Just a few thoughts about the latest controversy over the Government's flagship free schools scheme.
It all began at about the time TV historian Tristram Hunt took over from Stephen Twigg as the Labour shadow Education Secretary and his first interview – intriguingly with the Mail on Sunday (hardly the best friend of his leader) – was widely interpreted as a sign of a thaw in the Labour attitude towards the scheme.
It must, therefore, have come as a shock when, in a Commons debate on the Al-Madinah Muslim free school in Derby – described as "dysfunctional" by inspectors – Hunt branded the programme as a "dangerous free-for-all" and an "out-of-control ideological experiment".
If I were Michael Gove, I would prefer a return the days of Labour hating free schools! To be fair to Hunt, though, the comments made in his interview were just a repeat of something announced by his predecessor three months before.

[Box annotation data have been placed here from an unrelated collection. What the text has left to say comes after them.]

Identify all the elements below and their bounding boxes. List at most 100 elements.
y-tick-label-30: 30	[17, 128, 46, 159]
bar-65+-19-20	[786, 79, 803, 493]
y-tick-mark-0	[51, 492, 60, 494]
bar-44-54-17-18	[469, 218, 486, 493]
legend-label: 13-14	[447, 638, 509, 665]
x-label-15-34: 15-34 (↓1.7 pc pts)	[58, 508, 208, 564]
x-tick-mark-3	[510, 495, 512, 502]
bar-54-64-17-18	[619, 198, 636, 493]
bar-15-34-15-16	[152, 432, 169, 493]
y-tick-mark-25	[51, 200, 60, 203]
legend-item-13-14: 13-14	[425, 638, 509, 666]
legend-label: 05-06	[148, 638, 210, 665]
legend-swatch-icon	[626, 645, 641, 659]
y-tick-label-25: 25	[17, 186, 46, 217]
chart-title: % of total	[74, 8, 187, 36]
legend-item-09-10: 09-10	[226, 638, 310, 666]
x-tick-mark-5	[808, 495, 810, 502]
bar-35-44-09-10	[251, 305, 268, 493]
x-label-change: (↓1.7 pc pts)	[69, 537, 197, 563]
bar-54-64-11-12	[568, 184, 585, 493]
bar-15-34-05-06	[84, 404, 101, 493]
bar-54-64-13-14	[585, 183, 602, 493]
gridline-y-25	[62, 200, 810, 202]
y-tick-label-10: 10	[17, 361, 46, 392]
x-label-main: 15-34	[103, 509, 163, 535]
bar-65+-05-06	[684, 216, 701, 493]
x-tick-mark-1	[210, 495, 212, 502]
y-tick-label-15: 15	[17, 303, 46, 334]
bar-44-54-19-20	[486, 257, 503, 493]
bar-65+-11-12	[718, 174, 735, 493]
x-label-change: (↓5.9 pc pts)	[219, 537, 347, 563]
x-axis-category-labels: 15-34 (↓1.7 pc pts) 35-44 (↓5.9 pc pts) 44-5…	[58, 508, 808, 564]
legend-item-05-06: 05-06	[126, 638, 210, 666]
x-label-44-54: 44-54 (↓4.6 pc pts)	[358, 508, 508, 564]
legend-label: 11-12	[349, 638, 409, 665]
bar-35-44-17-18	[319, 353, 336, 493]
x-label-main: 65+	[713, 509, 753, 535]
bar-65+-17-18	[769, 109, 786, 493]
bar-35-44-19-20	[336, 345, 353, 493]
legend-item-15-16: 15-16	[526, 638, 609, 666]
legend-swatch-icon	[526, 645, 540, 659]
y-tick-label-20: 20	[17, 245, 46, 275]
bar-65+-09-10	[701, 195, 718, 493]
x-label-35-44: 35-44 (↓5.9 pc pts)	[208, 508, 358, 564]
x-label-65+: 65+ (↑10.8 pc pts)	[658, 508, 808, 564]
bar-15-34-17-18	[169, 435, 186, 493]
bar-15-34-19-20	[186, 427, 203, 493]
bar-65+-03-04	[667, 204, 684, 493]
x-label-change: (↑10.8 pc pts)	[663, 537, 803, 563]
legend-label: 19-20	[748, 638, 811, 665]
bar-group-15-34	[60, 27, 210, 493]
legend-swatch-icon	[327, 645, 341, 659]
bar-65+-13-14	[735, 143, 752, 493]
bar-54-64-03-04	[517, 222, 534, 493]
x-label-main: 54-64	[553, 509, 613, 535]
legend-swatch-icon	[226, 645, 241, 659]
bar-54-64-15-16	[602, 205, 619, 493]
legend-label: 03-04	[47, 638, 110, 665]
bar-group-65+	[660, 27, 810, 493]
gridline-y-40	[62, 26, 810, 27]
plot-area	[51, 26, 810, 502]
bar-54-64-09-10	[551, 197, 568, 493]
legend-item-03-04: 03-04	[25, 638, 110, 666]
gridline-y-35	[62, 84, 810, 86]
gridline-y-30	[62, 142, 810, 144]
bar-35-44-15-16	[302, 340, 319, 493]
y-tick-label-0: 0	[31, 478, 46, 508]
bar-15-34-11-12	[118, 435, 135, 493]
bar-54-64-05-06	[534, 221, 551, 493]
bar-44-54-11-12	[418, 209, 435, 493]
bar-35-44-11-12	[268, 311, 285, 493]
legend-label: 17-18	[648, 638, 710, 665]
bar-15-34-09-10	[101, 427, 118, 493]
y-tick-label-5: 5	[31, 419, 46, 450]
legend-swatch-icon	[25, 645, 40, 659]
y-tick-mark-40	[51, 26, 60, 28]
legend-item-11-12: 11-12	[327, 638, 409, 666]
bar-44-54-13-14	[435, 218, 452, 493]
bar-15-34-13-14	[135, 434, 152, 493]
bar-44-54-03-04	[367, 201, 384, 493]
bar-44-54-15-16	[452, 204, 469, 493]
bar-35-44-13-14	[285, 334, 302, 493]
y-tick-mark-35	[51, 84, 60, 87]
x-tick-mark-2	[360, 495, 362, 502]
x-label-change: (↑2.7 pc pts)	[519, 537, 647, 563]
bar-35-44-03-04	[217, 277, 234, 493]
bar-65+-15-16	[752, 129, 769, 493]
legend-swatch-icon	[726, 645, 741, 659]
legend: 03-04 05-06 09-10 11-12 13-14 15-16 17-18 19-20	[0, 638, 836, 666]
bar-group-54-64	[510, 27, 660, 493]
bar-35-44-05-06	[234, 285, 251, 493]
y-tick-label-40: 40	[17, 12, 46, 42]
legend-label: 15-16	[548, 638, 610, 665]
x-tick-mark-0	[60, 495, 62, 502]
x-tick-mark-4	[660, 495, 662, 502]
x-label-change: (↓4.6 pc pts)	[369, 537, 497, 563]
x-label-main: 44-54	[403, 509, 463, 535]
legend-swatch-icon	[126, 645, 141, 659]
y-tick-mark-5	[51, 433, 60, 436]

Meanwhile, schools minister David Laws is put on the spot when his boss, Nick Clegg, came out against a key element of the programme and insisted that free schools and academies should employ qualified teachers. Just days earlier, Laws had been in the Commons extolling the virtue of allowing them to employ non-qualified teachers. He told MPs: "If I went to the House of Commons in Michael Gove's absence to take this urgent question [on free schools] and gave the view of the Liberal Democrat Party, he would be entitled, when he came back, to be a little upset. If the Labour Party ever needs to be in a coalition, you will find yourself voting for things that wouldn't be your first preference." Which, roughly translated, means – I think – "I didn't mean what I said."
Personally, I do see some merit in free schools being allowed to appoint non-qualified teachers to teach things like sport, drama and dance, but not being allowed to go down the road of packing their schools with non-qualified staff.
I doubt if we're in the mood for that kind of sensible consensus now, though.